1954
Robert Frank American, born Switzerland, 1924–2019
United States
In 1955 the Swiss-born photographer Robert Frank rented a secondhand car and, for the next two years, traveled with his 35mm Leica camera throughout the United States, capturing his impressions with the ironic distance of an outsider. Made possible by a Guggenheim Foundation grant (the first awarded to a foreigner), this photographic odyssey resulted in a landmark book, Les Américains, published in France in 1958. The brilliant technical “wrongness” of Frank’s gritty, rough, and graceless images represented a new and highly influential expressionistic approach to photographic observation.

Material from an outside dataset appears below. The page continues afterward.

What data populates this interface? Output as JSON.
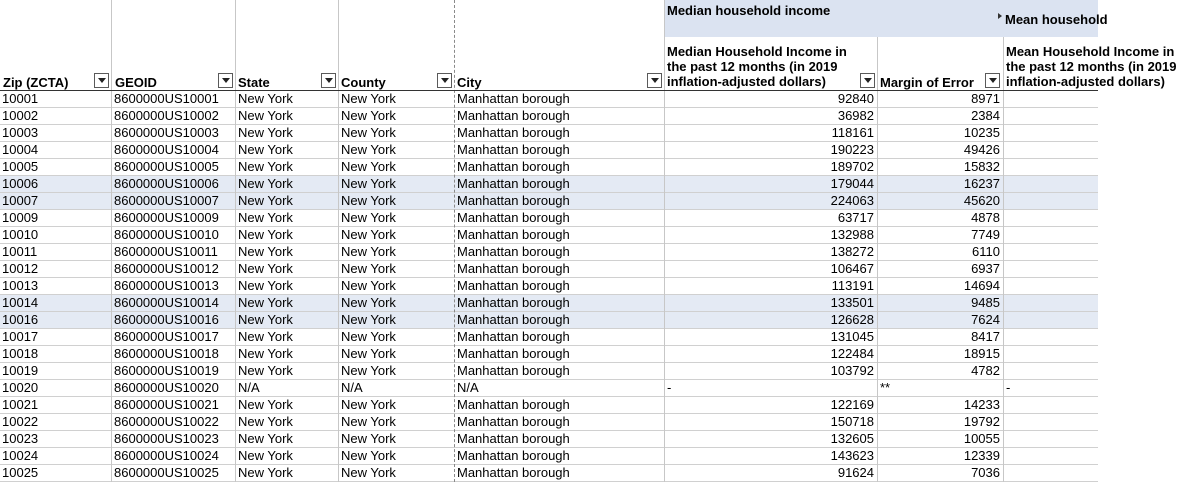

Meant to be viewed as a series, Frank’s photographs are filled with such Americana as luncheonettes and jukeboxes, tailfins and motels, and the American flag. Dominating this depiction of the nation’s annual birthday party, which Frank made before embarking on his trip around the United States, the star-spangled banner hardly waves bravely or freely. Instead it hangs down over a Fourth of July picnic, sheer and patched, like the bars of a prison. As the Beat writer Jack Kerouac noted in his introduction to the controversial 1959 American edition of Frank’s book: “With that little camera that he raises and snaps with one hand he sucked a sad poem right out of America onto film.” Frank subsequently turned to filmmaking and returned to still photography upon his move to Nova Scotia in 1969.